Le mois de mai approche et avec lui les longues soirées, les photos sur Instagram sans filtre (parce que la lumière est trop belle), et les couchers de soleils (sans compter les visites aux aubépines au bord des chemins). Il serait dommage de rater tout cela parce que vous avez des examens à réviser ou du travail en retard ou je ne sais quelle obligation absurde. Voilà mes conseils testés et approuvés pour utiliser ce précieux temps sans avoir l’impression de le perdre.
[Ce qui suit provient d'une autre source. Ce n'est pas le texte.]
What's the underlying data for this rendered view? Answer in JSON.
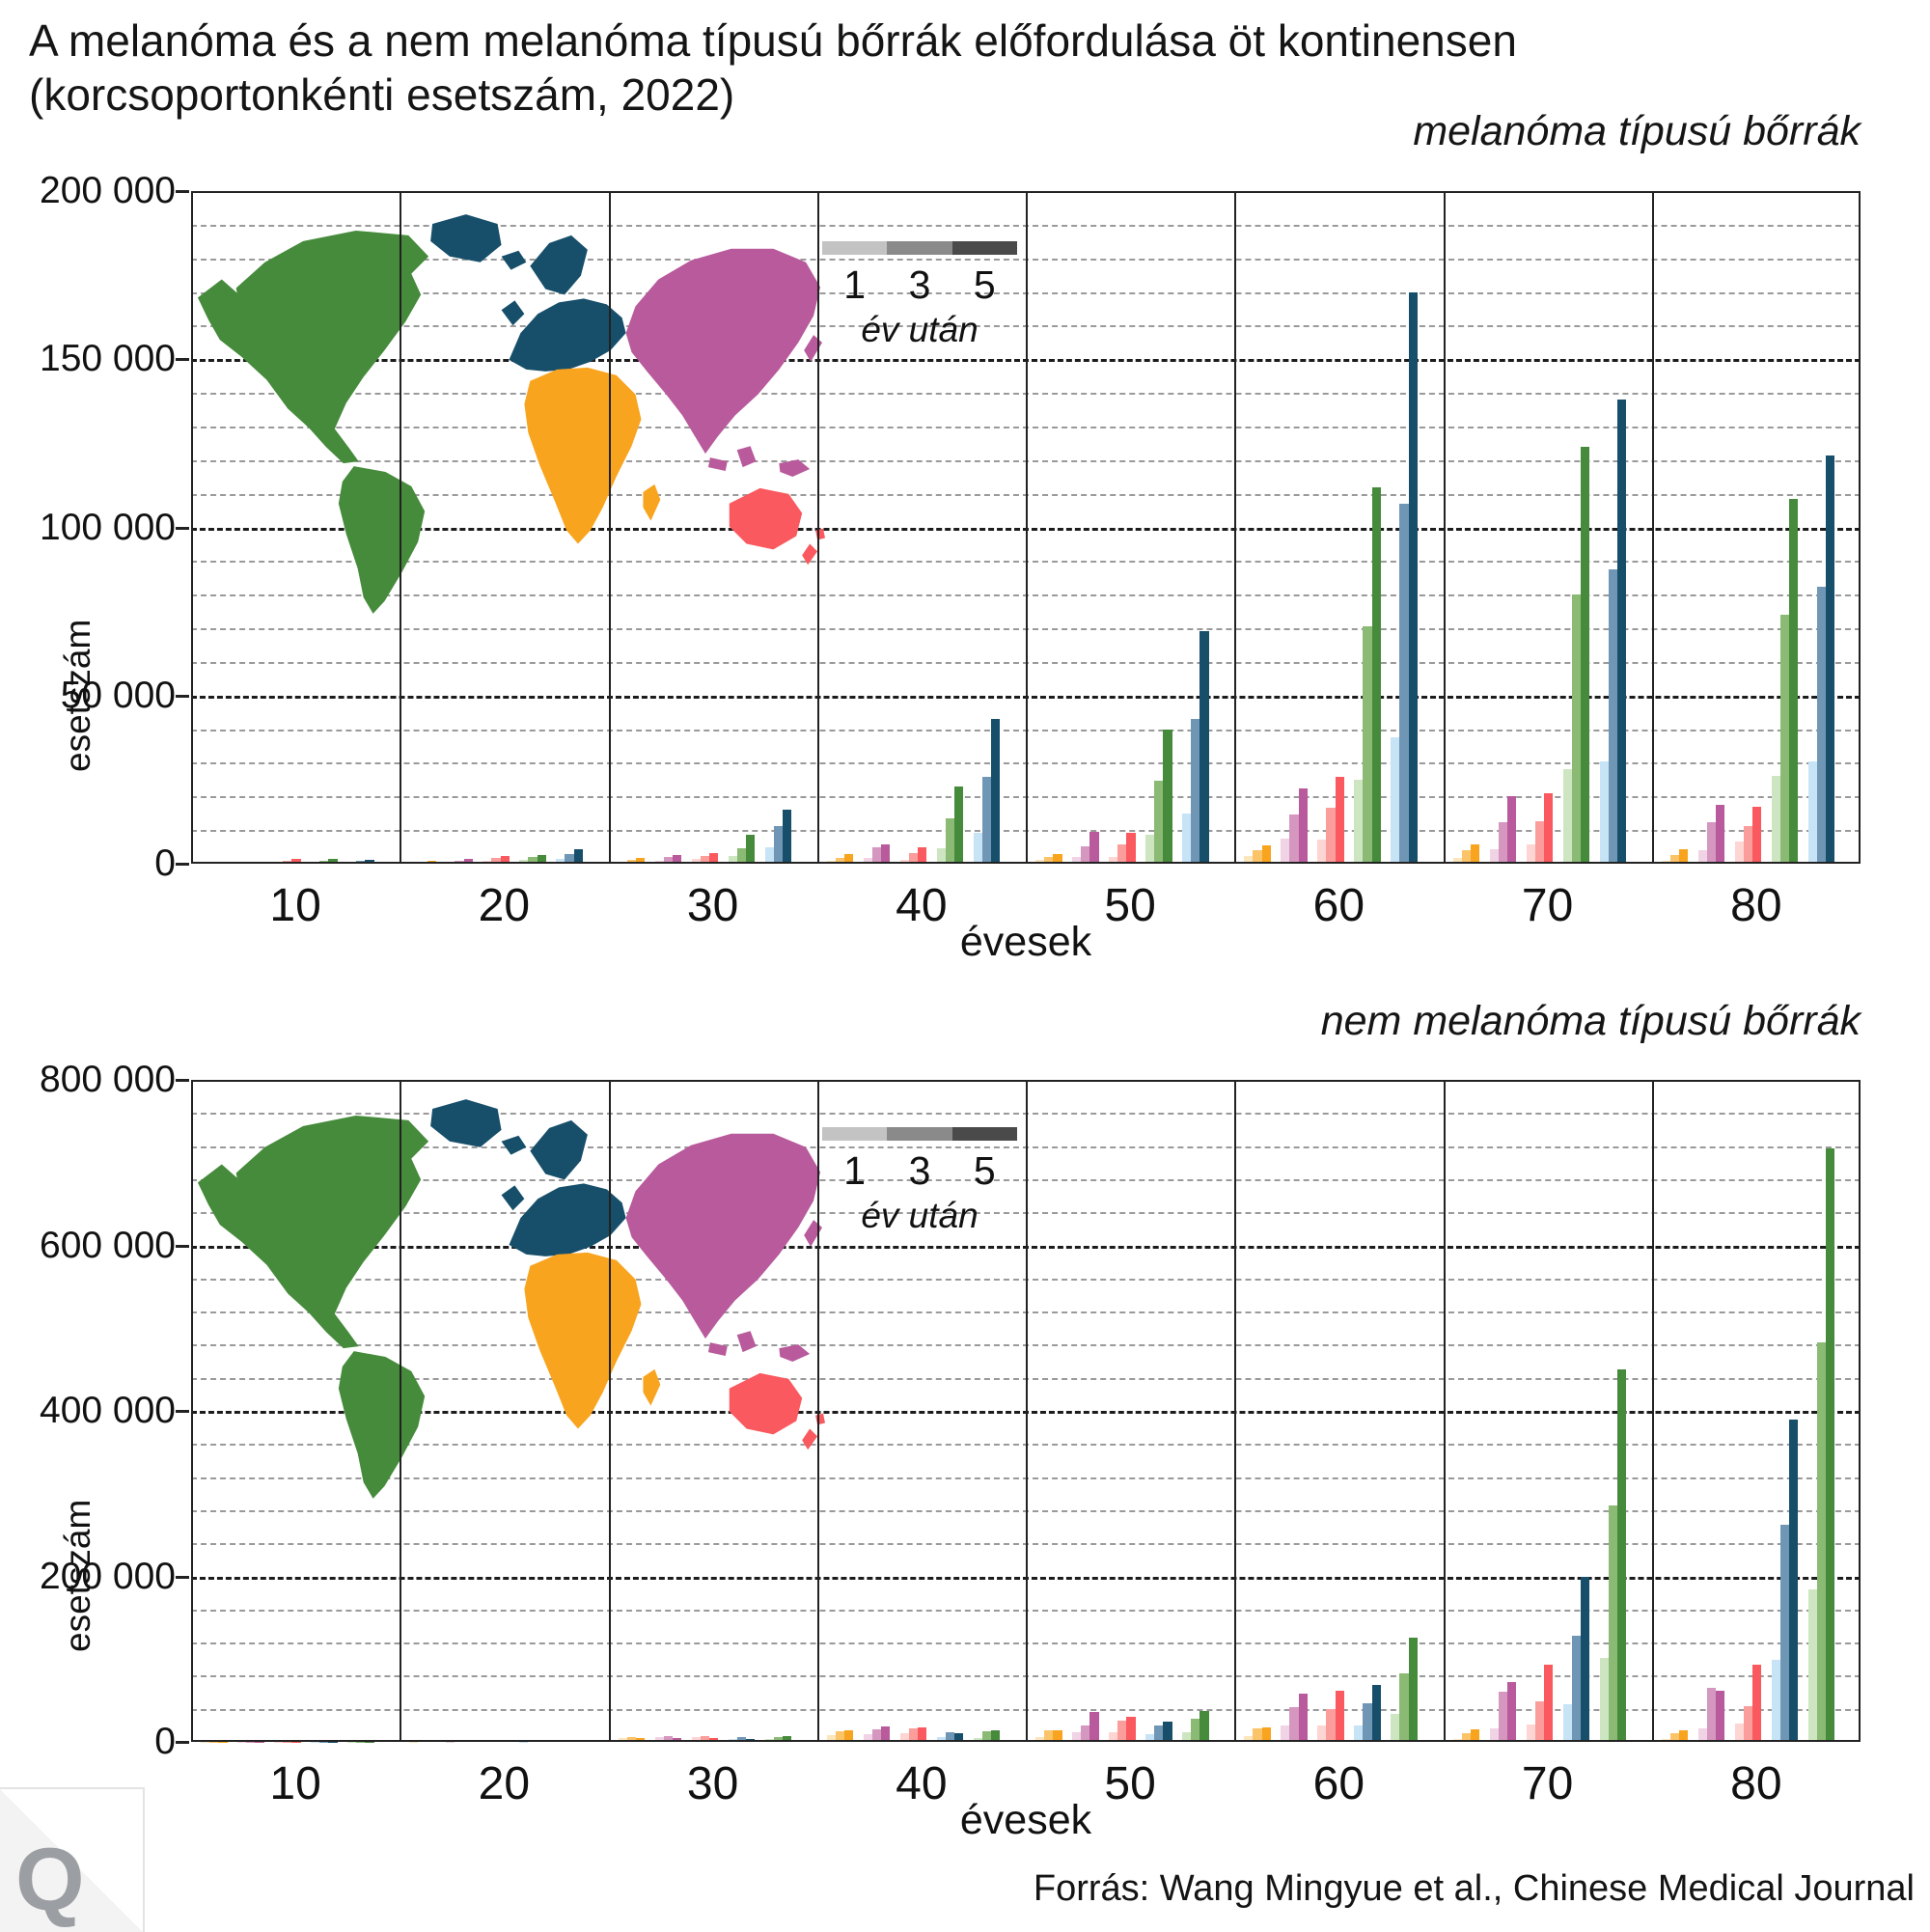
{
  "title": {
    "line1": "A melanóma és a nem melanóma típusú bőrrák előfordulása öt kontinensen",
    "line2": "(korcsoportonkénti esetszám, 2022)"
  },
  "source": "Forrás: Wang Mingyue et al., Chinese Medical Journal",
  "logo": {
    "letter": "Q"
  },
  "legend": {
    "tick_labels": [
      "1",
      "3",
      "5"
    ],
    "caption": "év után",
    "swatches": [
      "#c3c3c3",
      "#8a8a8a",
      "#4a4a4a"
    ]
  },
  "continents": {
    "africa": {
      "label": "Afrika",
      "color": "#f8a41e",
      "shades": [
        "#fce6bc",
        "#fbc469",
        "#f8a41e"
      ]
    },
    "asia": {
      "label": "Ázsia",
      "color": "#b85a9b",
      "shades": [
        "#f0d3e5",
        "#d596c0",
        "#b85a9b"
      ]
    },
    "oceania": {
      "label": "Óceánia",
      "color": "#f9595f",
      "shades": [
        "#fdd5d3",
        "#fb9e9b",
        "#f9595f"
      ]
    },
    "americas": {
      "label": "Amerika",
      "color": "#468b3c",
      "shades": [
        "#cde6c1",
        "#8aba74",
        "#468b3c"
      ]
    },
    "europe": {
      "label": "Európa",
      "color": "#174f6b",
      "shades": [
        "#c7e3f6",
        "#7096b6",
        "#174f6b"
      ]
    }
  },
  "chart_data": [
    {
      "type": "bar",
      "title": "melanóma típusú bőrrák",
      "xlabel": "évesek",
      "ylabel": "esetszám",
      "categories": [
        "10",
        "20",
        "30",
        "40",
        "50",
        "60",
        "70",
        "80"
      ],
      "ymax": 200000,
      "major_step": 50000,
      "minor_step": 10000,
      "ytick_values": [
        0,
        50000,
        100000,
        150000,
        200000
      ],
      "ytick_labels": [
        "0",
        "50 000",
        "100 000",
        "150 000",
        "200 000"
      ],
      "years_after": [
        1,
        3,
        5
      ],
      "group_order": [
        "africa",
        "asia",
        "oceania",
        "americas",
        "europe"
      ],
      "series": [
        {
          "key": "africa",
          "name": "Afrika",
          "values": [
            [
              200,
              300,
              500
            ],
            [
              400,
              700,
              1000
            ],
            [
              700,
              1200,
              1700
            ],
            [
              900,
              1800,
              2800
            ],
            [
              1200,
              2000,
              2900
            ],
            [
              2200,
              3900,
              5500
            ],
            [
              1700,
              4000,
              5800
            ],
            [
              900,
              2700,
              4400
            ]
          ]
        },
        {
          "key": "asia",
          "name": "Ázsia",
          "values": [
            [
              200,
              400,
              600
            ],
            [
              500,
              900,
              1300
            ],
            [
              1000,
              1900,
              2700
            ],
            [
              1600,
              4800,
              5700
            ],
            [
              2000,
              5300,
              9400
            ],
            [
              7500,
              14600,
              22400
            ],
            [
              4400,
              12400,
              20100
            ],
            [
              4100,
              12200,
              17500
            ]
          ]
        },
        {
          "key": "oceania",
          "name": "Óceánia",
          "values": [
            [
              300,
              800,
              1300
            ],
            [
              900,
              1700,
              2300
            ],
            [
              1400,
              2400,
              3300
            ],
            [
              1200,
              3300,
              4900
            ],
            [
              2000,
              5600,
              9100
            ],
            [
              7100,
              16600,
              25700
            ],
            [
              5600,
              12700,
              20900
            ],
            [
              6500,
              11200,
              16800
            ]
          ]
        },
        {
          "key": "americas",
          "name": "Amerika",
          "values": [
            [
              500,
              1000,
              1500
            ],
            [
              1200,
              2000,
              2600
            ],
            [
              2200,
              4600,
              8500
            ],
            [
              4600,
              13600,
              23000
            ],
            [
              8600,
              24800,
              40000
            ],
            [
              24900,
              70600,
              112000
            ],
            [
              28000,
              80000,
              124000
            ],
            [
              26000,
              74000,
              108500
            ]
          ]
        },
        {
          "key": "europe",
          "name": "Európa",
          "values": [
            [
              400,
              800,
              1200
            ],
            [
              1500,
              2900,
              4300
            ],
            [
              4900,
              11200,
              16000
            ],
            [
              9300,
              25700,
              43000
            ],
            [
              14900,
              43000,
              69200
            ],
            [
              37500,
              107000,
              170000
            ],
            [
              30400,
              87600,
              138100
            ],
            [
              30400,
              82500,
              121500
            ]
          ]
        }
      ]
    },
    {
      "type": "bar",
      "title": "nem melanóma típusú bőrrák",
      "xlabel": "évesek",
      "ylabel": "esetszám",
      "categories": [
        "10",
        "20",
        "30",
        "40",
        "50",
        "60",
        "70",
        "80"
      ],
      "ymax": 800000,
      "major_step": 200000,
      "minor_step": 40000,
      "ytick_values": [
        0,
        200000,
        400000,
        600000,
        800000
      ],
      "ytick_labels": [
        "0",
        "200 000",
        "400 000",
        "600 000",
        "800 000"
      ],
      "years_after": [
        1,
        3,
        5
      ],
      "group_order": [
        "africa",
        "asia",
        "oceania",
        "europe",
        "americas"
      ],
      "series": [
        {
          "key": "africa",
          "name": "Afrika",
          "values": [
            [
              100,
              200,
              300
            ],
            [
              600,
              1300,
              1900
            ],
            [
              4800,
              5600,
              5100
            ],
            [
              8500,
              13000,
              13700
            ],
            [
              6300,
              13700,
              14100
            ],
            [
              7400,
              15900,
              17800
            ],
            [
              3800,
              10400,
              15400
            ],
            [
              3800,
              10900,
              14200
            ]
          ]
        },
        {
          "key": "asia",
          "name": "Ázsia",
          "values": [
            [
              200,
              300,
              400
            ],
            [
              500,
              1100,
              1500
            ],
            [
              6000,
              7100,
              4500
            ],
            [
              9200,
              15500,
              18100
            ],
            [
              11100,
              20400,
              35900
            ],
            [
              19600,
              41800,
              58500
            ],
            [
              16700,
              60100,
              72600
            ],
            [
              16700,
              65500,
              61400
            ]
          ]
        },
        {
          "key": "oceania",
          "name": "Óceánia",
          "values": [
            [
              100,
              300,
              400
            ],
            [
              800,
              1600,
              2200
            ],
            [
              6000,
              6700,
              5200
            ],
            [
              10000,
              15900,
              17400
            ],
            [
              11100,
              25900,
              30300
            ],
            [
              19600,
              39600,
              61800
            ],
            [
              20500,
              48800,
              93500
            ],
            [
              22500,
              43400,
              93500
            ]
          ]
        },
        {
          "key": "europe",
          "name": "Európa",
          "values": [
            [
              100,
              200,
              300
            ],
            [
              300,
              700,
              1000
            ],
            [
              3000,
              6400,
              3700
            ],
            [
              6000,
              12200,
              10200
            ],
            [
              9200,
              19600,
              24000
            ],
            [
              20400,
              46300,
              68500
            ],
            [
              45500,
              128200,
              200000
            ],
            [
              98900,
              262600,
              390000
            ]
          ]
        },
        {
          "key": "americas",
          "name": "Amerika",
          "values": [
            [
              200,
              400,
              500
            ],
            [
              900,
              1900,
              2500
            ],
            [
              3400,
              6000,
              7500
            ],
            [
              4400,
              13000,
              14400
            ],
            [
              12200,
              27800,
              37700
            ],
            [
              33300,
              82500,
              125800
            ],
            [
              101000,
              285600,
              450500
            ],
            [
              183700,
              483000,
              717000
            ]
          ]
        }
      ]
    }
  ]
}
  1. Préférer l’analogique au numérique. Dans mon ancien travail j’avais lancé une pétition pour la suppression des emails, écœurée par la pile d’une centaine de mails qui s’amoncelait dans ma boîte tous les jours alors que tout aurait pu être réglé en trois coup de fils et deux réunions (mon plan étant d’interdire par la suite coup de fils et réunions). Je vous rassure je n’ai eu qu’une signature : la mienne. Les mails ont en effet une vertu : ils évitent la confrontation directe avec la personne, et ils donnent l’impression de travailler (surtout quand on met douze personnes en copie) au lieu de s’occuper des choses réellement utiles et compliquées. Je ne vais pas pousser le vice jusqu’à vous conseiller de remplacer votre boîte gmail par un bloc de correspondance (moi-même je ne le fais pas), mais je ne peux que vous conseiller de ne consulter votre boîte qu’une fois ou deux par jour (suivant l’adage : si c’est urgent, qu’ils appellent), d’écrire au stylo sur des carnets qui dureront des années plutôt que de taper des notes sur votre smartphone qui disparaîtra dans un an. Lire des livres plutôt que de regarder des conférences TedX. Chercher dans l’encyclopédia Universalis (paix à son âme) plutôt que sur wikipedia. Vous voyez l’idée. Car « qui veut gagner sa vie la perdra », et surtout « Qui veut gagner 5 minutes en envoyant un sms dans la rue, finira par marcher dans une crotte de chien, et s’énerver contre le correcteur orthographique. »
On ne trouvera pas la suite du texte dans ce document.